Is the AEO–GEO–AgO framework wrong, or just incomplete?

It is not wrong; it is incomplete and sometimes overconfident about how much leverage brands have. The framework is useful as a conceptual map of how AI assistants move from retrieval to answers to actions. Where it over-reaches is in implying that marketers can reliably “optimize the stack” end to end, when much of the behavior is controlled by closed, fast-changing platforms. Content Lab uses the model as background context, but focuses its product on the parts brands can actually influence today.

Should B2B SaaS teams invest in Agentic Optimization (AgO) now?

Most B2B SaaS teams should treat AgO as a watch area, not as their primary investment. Tool-using agents are still early, standards are unsettled, and the biggest near-term wins usually sit in GEO/AEO-style answer visibility. Exceptions are highly transactional products where agents already book, schedule, or purchase at scale. Content Lab concentrates on answer-engine visibility first, because that is where most B2B buyers are already asking category questions.

Is brand erasure inevitable in AI-generated answers?

Some degree of brand erasure is baked into synthesis: assistants compress multiple sources into a single narrative. However, brands can reduce harmful erasure by publishing distinctive, reference-worthy content, using clear definitions and proprietary data that are harder to paraphrase away. Regular audits of AI answers in your category help you see whether you are being erased, misattributed, or fairly represented. Content Lab is designed to support exactly this kind of ongoing audit.

How is Content Lab different from traditional SEO tools in this context?

Traditional SEO tools optimize for rankings and clicks on human-facing SERPs; they largely ignore what ChatGPT, Claude, Perplexity, or AI Overviews say about your brand. Content Lab is built specifically for answer engines: it helps you generate content in answer-friendly formats, publish it, and track whether AI systems actually mention, quote, and attribute your brand in their responses. It treats AI assistants as first-class channels, not as a side effect of search.

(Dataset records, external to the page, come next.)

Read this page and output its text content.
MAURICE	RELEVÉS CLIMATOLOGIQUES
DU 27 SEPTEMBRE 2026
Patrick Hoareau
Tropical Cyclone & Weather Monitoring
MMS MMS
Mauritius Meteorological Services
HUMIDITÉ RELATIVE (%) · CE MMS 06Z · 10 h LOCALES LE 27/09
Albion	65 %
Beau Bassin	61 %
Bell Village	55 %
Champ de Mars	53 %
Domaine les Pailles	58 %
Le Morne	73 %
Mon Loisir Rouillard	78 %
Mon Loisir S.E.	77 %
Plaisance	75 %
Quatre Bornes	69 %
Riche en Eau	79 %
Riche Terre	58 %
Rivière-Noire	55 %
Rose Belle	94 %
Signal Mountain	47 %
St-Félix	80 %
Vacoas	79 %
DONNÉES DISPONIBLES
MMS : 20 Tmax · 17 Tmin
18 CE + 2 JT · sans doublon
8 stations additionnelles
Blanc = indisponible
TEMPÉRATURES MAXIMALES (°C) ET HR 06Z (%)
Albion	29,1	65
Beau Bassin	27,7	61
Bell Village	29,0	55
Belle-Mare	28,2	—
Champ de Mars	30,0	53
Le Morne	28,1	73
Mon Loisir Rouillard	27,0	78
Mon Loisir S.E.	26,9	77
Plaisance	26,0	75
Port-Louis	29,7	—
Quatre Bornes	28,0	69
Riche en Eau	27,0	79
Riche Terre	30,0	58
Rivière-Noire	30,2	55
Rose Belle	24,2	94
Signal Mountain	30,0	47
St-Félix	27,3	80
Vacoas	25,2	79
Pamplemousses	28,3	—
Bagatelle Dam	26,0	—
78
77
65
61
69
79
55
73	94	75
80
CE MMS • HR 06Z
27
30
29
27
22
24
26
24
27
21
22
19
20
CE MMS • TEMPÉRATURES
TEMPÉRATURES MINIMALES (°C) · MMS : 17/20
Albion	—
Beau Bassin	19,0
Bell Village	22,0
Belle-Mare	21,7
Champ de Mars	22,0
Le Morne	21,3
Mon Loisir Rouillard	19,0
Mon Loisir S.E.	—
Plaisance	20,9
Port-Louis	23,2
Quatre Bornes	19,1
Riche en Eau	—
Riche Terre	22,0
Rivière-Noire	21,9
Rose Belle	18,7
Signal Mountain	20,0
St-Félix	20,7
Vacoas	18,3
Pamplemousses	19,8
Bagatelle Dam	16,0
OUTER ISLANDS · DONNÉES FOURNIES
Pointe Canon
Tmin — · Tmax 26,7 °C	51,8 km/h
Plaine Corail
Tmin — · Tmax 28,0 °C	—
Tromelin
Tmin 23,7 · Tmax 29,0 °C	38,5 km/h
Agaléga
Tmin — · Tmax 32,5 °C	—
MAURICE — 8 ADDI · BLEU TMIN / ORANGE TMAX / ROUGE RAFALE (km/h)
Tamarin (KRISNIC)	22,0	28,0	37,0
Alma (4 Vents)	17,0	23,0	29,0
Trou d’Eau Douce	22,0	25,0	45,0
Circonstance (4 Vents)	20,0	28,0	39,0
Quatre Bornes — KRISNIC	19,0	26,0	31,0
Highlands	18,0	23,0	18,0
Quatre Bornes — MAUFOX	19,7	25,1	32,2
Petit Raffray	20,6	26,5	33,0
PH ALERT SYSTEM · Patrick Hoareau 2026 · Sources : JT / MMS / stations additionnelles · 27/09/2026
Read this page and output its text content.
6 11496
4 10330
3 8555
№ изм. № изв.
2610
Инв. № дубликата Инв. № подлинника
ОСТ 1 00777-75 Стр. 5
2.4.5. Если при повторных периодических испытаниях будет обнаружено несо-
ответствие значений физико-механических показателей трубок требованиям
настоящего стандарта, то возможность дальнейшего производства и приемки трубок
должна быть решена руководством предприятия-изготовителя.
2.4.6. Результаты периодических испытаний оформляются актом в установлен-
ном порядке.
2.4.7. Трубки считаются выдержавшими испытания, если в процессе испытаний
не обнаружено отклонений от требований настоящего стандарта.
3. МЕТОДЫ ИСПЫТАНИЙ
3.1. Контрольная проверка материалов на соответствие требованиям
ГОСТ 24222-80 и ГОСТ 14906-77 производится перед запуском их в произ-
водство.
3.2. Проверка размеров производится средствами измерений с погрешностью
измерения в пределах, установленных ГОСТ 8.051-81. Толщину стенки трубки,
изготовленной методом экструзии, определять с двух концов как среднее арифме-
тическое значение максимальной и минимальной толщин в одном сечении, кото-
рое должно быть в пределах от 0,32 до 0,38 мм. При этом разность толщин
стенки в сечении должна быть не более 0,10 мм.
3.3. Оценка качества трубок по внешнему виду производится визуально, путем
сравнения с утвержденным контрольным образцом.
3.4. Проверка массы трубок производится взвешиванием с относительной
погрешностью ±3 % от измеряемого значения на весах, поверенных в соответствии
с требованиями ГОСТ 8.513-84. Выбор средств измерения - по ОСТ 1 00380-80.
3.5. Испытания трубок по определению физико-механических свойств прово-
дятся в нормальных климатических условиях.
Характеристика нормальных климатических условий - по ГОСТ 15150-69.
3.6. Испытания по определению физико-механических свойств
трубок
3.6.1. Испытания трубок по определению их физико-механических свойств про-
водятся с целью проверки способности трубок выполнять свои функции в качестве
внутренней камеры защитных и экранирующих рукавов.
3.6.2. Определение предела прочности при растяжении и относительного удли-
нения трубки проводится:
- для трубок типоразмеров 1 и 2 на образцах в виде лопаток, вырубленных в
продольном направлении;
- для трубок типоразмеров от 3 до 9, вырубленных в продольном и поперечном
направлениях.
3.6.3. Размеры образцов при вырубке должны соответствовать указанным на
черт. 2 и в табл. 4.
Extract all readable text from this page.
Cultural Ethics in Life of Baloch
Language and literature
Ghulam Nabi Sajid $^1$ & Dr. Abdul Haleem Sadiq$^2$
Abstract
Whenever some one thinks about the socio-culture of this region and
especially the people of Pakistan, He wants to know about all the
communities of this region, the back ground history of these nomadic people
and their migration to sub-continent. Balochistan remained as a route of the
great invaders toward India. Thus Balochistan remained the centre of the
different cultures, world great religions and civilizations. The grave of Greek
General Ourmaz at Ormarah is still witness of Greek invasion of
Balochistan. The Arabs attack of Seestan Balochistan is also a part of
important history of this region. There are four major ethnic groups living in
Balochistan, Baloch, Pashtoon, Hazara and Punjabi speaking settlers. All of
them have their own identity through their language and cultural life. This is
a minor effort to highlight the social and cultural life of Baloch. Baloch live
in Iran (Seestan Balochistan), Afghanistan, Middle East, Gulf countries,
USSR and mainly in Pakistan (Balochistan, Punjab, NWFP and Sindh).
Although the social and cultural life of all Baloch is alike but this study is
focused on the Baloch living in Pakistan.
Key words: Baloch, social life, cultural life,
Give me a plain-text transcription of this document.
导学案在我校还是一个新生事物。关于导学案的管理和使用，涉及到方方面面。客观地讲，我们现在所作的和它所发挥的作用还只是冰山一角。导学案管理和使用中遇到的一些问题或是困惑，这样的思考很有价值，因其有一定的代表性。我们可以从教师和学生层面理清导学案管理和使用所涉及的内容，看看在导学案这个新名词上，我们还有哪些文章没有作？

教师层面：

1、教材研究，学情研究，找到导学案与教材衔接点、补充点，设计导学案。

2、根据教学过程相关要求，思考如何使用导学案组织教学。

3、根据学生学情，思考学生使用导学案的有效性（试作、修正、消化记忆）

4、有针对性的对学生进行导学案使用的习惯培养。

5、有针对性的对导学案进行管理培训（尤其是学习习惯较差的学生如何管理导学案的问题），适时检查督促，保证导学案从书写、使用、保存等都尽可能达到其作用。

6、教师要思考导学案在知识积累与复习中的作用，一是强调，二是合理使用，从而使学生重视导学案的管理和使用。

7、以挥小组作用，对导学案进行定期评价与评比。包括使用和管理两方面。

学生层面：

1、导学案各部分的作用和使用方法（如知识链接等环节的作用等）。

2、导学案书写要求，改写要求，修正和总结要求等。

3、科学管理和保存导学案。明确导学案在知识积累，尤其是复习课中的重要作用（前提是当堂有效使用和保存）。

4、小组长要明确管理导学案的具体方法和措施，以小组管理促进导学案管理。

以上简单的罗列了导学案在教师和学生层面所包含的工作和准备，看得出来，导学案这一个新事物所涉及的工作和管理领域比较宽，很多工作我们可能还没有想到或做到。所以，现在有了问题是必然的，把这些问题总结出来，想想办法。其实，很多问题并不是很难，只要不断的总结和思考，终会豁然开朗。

Can small or challenger brands realistically compete in AI-mediated markets?

Yes, but not by copying the playbook of incumbents. Challenger brands often win when they publish sharper, more specific, and more reference-worthy content than bigger rivals. Assistants care about useful, clearly structured information and credible sources, not just size. By focusing on niche questions, proprietary insights, and clean attribution structures, smaller teams can punch above their weight in answer engines. Content Lab’s workflows are built with that challenger strategy in mind.

How often should we audit what AI assistants are saying about our brand?

At minimum, quarterly; in fast-moving categories, monthly or even continuously for critical queries. Foundation models update, retrieval pipelines change, and assistants experiment with new answer UI. Regular audits let you spot drops in visibility, emerging misstatements, and new competitor narratives. Content Lab’s value proposition is to turn these audits from one-off research projects into an ongoing, repeatable part of your content and brand operations.